The strength of the Gato architecture lies in its embeddings and the spatial vector-space it creates, which facilitates tasks such as playing video games, engaging in conversations, and image classification. According to the paper, this spatial space is constructed using a logical model referred to as the ‘super-embedding‘, which consists of:
- Episodes that organize time-steps.
- Each time-step comprises an observation followed by an action.
- Observations are structured as ordered lists of tokens.
The core building blocks of this super-embedding are the tokens, which could take various forms, such as individual words in a text, image patches like 16×16 pixel arrays, or discrete values representing elements like the game environment and the actions to be taken. Regardless of their source, each token (ID) is associated with a unified embedding space. Constructing such embeddings typically (here) involves employing one or more parameterized embedding functions, often represented by separate machine learning models.
Once the embeddings for each token are established, it is assumed that a common ‘attention’ mechanism is applied to elucidate the semantic relationships between the tokens. Various implementations (e.g., here) of this mechanism, such as multi-head attention, are explored in the paper.
The paper discusses several common types of attention mechanisms:
- Scaled dot-product attention, a self-attention mechanism frequently employed to compute attention weights for input sequence positions.
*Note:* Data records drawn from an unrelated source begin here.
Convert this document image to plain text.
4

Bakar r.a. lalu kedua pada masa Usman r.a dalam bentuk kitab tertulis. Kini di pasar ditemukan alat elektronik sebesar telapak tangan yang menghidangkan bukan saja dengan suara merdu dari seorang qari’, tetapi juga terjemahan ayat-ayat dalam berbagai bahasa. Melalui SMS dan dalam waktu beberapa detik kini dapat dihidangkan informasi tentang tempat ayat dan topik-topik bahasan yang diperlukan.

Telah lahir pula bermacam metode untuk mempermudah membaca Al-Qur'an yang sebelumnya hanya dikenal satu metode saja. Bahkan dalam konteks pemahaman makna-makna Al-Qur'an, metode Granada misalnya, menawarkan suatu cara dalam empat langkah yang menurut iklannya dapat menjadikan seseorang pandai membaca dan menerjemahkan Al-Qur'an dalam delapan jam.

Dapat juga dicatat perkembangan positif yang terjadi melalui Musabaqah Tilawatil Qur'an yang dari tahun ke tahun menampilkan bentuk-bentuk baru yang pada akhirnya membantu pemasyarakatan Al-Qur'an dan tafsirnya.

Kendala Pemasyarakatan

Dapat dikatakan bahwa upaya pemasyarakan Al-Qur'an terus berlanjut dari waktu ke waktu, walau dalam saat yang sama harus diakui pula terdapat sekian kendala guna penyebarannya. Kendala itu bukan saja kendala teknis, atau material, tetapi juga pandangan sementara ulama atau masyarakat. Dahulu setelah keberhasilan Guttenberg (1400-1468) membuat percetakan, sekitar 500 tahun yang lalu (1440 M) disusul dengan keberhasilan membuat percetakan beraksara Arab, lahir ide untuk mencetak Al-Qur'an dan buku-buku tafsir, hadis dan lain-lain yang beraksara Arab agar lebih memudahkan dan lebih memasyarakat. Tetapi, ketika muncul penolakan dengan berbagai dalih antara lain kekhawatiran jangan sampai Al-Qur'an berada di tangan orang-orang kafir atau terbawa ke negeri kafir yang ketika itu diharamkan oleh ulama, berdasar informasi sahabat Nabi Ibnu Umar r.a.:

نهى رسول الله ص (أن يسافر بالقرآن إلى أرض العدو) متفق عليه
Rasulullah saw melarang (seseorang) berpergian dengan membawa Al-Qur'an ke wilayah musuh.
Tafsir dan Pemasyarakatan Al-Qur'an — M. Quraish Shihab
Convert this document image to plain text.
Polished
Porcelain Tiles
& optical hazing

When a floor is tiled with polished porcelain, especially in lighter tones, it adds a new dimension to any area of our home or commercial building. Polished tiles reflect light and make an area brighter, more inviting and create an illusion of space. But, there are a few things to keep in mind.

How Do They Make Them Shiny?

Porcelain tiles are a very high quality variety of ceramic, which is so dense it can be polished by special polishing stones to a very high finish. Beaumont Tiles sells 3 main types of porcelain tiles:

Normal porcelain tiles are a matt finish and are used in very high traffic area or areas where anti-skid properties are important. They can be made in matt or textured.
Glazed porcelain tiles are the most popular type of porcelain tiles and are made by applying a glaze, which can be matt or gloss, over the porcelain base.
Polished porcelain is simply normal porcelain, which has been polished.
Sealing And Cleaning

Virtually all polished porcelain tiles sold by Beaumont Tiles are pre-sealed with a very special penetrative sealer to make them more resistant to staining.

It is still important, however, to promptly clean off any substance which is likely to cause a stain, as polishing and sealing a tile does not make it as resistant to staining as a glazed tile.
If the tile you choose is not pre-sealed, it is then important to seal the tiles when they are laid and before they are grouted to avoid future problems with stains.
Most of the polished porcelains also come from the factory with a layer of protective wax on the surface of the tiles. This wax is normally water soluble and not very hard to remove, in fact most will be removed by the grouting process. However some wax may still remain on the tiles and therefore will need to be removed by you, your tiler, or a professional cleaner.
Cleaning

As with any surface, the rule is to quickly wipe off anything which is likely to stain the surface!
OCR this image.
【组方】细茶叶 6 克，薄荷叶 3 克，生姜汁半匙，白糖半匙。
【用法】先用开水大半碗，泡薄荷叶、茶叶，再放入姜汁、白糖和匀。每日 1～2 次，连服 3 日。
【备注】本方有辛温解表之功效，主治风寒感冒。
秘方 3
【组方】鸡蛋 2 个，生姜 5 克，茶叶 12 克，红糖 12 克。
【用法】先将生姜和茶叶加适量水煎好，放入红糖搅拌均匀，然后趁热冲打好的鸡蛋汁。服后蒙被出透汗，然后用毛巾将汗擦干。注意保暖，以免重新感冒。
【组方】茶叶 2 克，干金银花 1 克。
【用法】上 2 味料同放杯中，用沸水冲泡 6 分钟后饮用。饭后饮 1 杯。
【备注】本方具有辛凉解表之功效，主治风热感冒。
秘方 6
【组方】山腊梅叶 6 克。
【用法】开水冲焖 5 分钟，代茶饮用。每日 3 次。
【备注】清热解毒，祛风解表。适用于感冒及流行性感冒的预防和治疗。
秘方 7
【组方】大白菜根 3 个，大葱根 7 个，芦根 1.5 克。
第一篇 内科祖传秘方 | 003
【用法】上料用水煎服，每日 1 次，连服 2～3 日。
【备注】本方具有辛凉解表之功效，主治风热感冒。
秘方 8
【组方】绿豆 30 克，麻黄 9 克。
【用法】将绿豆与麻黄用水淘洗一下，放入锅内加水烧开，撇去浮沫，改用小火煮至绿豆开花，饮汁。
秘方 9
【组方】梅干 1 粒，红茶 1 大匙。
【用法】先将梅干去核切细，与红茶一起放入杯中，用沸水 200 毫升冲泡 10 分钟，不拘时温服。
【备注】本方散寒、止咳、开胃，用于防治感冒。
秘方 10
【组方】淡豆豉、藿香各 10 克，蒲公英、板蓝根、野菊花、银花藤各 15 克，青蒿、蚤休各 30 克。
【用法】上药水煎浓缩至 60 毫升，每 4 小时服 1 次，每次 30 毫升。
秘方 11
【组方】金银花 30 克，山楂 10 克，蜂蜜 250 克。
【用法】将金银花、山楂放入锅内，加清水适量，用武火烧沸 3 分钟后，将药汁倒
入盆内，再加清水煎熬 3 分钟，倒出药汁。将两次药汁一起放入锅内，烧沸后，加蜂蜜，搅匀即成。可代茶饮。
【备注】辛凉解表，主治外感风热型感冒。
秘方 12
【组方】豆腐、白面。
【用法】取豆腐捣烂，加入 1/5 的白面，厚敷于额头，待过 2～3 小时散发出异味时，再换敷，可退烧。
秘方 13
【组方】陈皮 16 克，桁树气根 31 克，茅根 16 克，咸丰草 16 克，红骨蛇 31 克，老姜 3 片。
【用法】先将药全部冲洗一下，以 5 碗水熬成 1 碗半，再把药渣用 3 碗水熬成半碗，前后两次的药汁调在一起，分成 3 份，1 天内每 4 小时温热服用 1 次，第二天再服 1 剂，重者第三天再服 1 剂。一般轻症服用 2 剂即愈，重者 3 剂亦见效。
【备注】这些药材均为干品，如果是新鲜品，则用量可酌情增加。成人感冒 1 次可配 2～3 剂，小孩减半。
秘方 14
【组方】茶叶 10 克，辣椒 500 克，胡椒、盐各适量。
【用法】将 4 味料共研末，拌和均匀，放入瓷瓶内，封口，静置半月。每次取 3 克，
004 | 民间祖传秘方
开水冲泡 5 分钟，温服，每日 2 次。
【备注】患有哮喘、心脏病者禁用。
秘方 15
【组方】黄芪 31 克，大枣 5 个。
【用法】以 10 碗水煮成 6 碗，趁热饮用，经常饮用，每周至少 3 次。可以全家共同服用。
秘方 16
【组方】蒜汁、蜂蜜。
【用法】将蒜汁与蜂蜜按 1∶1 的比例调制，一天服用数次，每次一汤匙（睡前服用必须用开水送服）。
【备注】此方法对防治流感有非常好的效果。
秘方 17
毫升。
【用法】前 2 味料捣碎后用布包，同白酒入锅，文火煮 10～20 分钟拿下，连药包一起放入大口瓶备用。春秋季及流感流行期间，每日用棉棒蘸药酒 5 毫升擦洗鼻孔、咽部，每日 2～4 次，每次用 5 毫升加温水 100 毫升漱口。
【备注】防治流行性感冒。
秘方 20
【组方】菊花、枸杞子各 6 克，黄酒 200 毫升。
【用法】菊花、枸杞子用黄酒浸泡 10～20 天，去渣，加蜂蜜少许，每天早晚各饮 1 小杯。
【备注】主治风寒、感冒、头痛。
It is a prevalent choice in transformer architectures.
- Multi-head attention, a variation of scaled dot-product attention that employs multiple attention heads in parallel, each focusing on different input representations.
- Additive attention, which resembles scaled dot-product attention but calculates attention weights differently, using a similarity measure between query and key vectors, followed by a feed-forward neural network.
- Location-based attention, a mechanism allowing the model to concentrate on specific input regions by employing a convolutional neural network to learn attention weights.
- Co-attention, useful when dealing with multiple inputs, enabling the model to discern relationships between various inputs. It is commonly applied in tasks like visual question answering, image analysis, and video captioning, where understanding the connections between inputs is crucial for decision-making.”
And one more. Gato does all of this with just 1 billion parameter. IMHO a good indicator how important the multi modality in embedding is.